I totes stole your whore crown.
With great power comes great responsibility.
The bar posted my picture because my name changes with each new fake i get. i'm getting a wig.
A 300 lb dude in a sundress yelling bible verses while wearing a raggedy anne wig is just as funny as I thought it would be. Thank you san francisco.
I have officially made out with every girl you've made out with, even the random you met on the Mexico flight
Restaurants Roasting People Who Gave Them Negative Yelp Reviews (25 Pics)
We should reintroduce naked Mondays
There's just something about a dollar tree pregnancy test that screams THIS WASNT PLANNED!
You're really doing everyone a disservice by wearing pants all the time.
I think that "I fucked your little brother" wasn't the best way to introduce yourself.....

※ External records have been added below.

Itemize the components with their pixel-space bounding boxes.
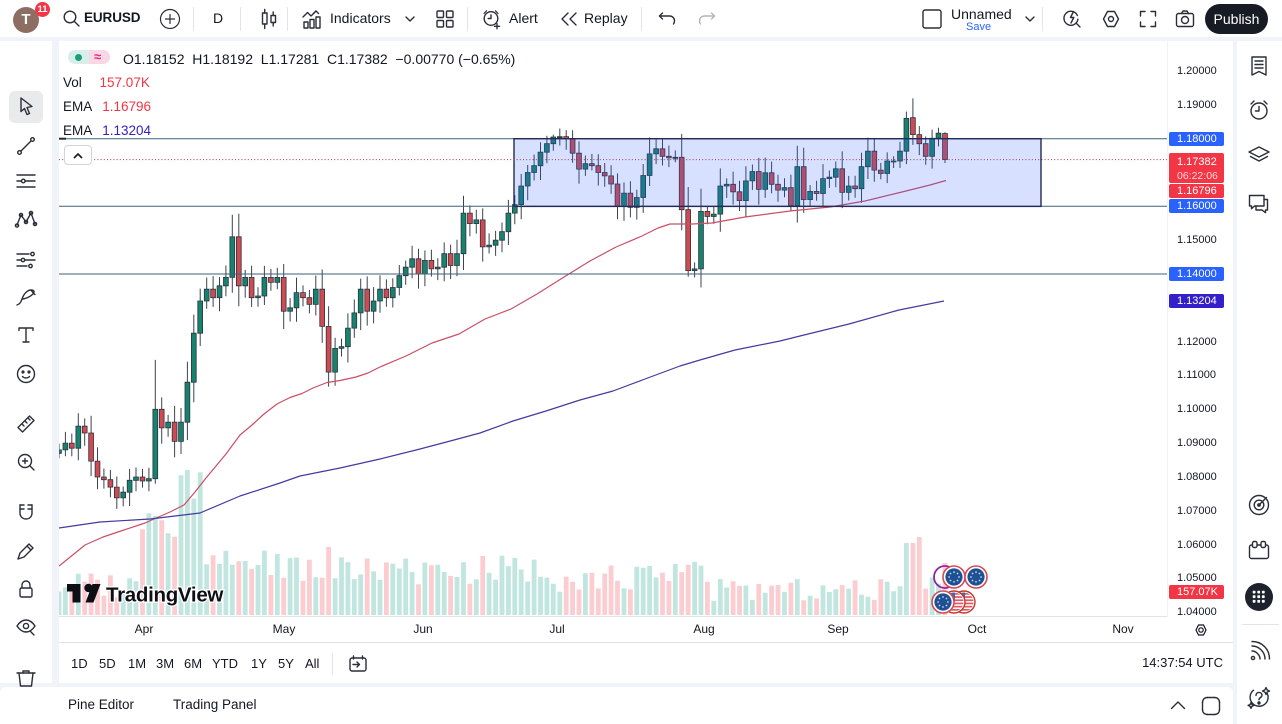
svg-text:TradingView: TradingView [106, 584, 223, 607]
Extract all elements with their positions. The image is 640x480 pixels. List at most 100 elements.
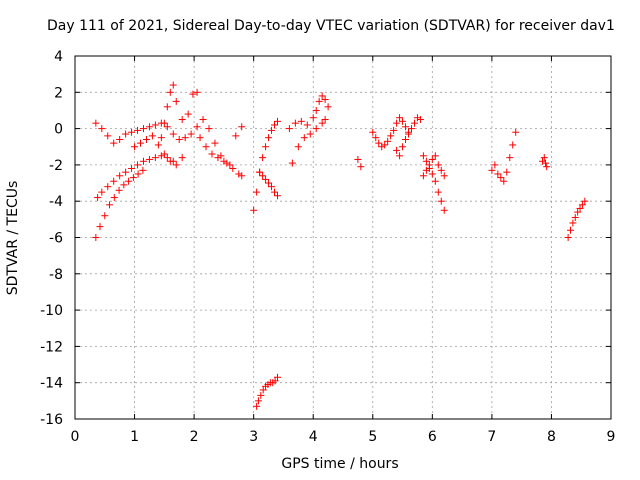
data-point (101, 212, 109, 220)
x-tick-label: 7 (487, 429, 496, 445)
data-point (318, 92, 326, 100)
x-tick-label: 0 (71, 429, 80, 445)
data-point (178, 154, 186, 162)
data-point (262, 175, 270, 183)
data-point (321, 116, 329, 124)
data-point (169, 81, 177, 89)
x-tick-label: 1 (130, 429, 139, 445)
data-point (256, 168, 264, 176)
data-point (131, 143, 139, 151)
data-point (250, 206, 258, 214)
data-point (220, 157, 228, 165)
data-point (419, 172, 427, 180)
data-point (214, 154, 222, 162)
data-point (172, 97, 180, 105)
data-point (259, 154, 267, 162)
data-point (160, 119, 168, 127)
data-point (285, 125, 293, 133)
data-point (567, 226, 575, 234)
data-point (259, 172, 267, 180)
data-point (226, 161, 234, 169)
data-point (189, 90, 197, 98)
data-point (390, 126, 398, 134)
data-point (396, 114, 404, 122)
data-point (437, 166, 445, 174)
y-tick-label: -14 (40, 376, 63, 392)
data-point (431, 177, 439, 185)
data-point (422, 157, 430, 165)
data-point (169, 130, 177, 138)
chart-title: Day 111 of 2021, Sidereal Day-to-day VTE… (47, 18, 615, 34)
data-point (271, 188, 279, 196)
data-point (300, 134, 308, 142)
data-point (208, 150, 216, 158)
data-point (372, 134, 380, 142)
data-point (122, 168, 130, 176)
data-point (399, 143, 407, 151)
data-point (315, 97, 323, 105)
data-point (425, 161, 433, 169)
data-point (571, 214, 579, 222)
data-point (175, 135, 183, 143)
data-point (238, 172, 246, 180)
data-point (154, 141, 162, 149)
data-point (321, 96, 329, 104)
data-point (541, 159, 549, 167)
data-point (581, 197, 589, 205)
data-point (122, 130, 130, 138)
y-tick-label: 2 (54, 85, 63, 101)
grid-lines (75, 56, 611, 419)
data-point (375, 139, 383, 147)
data-point (312, 125, 320, 133)
data-point (399, 117, 407, 125)
data-point (574, 208, 582, 216)
data-point (262, 143, 270, 151)
data-point (297, 117, 305, 125)
data-point (396, 152, 404, 160)
data-point (98, 125, 106, 133)
data-point (306, 130, 314, 138)
data-point (202, 143, 210, 151)
data-point (184, 110, 192, 118)
data-point (253, 188, 261, 196)
y-tick-label: 0 (54, 122, 63, 138)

Thanks for takin my cousin out last night, sorry I passed out so early
You kidding, the kids a legend. He literally killed a bottle of Jamison, made out with a girl AND her Mom at the bar, stole us slices of pizza and told the cab driver where to go in Spanish. He doesn't even live in the area. Can we keep him?
Woman Posts Harassing DMs From Creep Online, Now He’s Upset Because People Told His Mom
Dude. Photoshop a Santa hat on your mug shot and send it as your Christmas cards.
Oh great. I guess I'm second on that list now that we've confirmed she's not a lesbian AND that was her sister.
My arms in a cast, how am I supposed to have sex with only one hand?
more importantly I need two hands to eat pie
You got stoned and bought $300 worth of pudding. Again! Why do YOU think she left you?
I'm literally spending $165 to fly to Arizona to have a sex road trip coming back
So today was the first day i've been sober since Wednesday according to my roommate!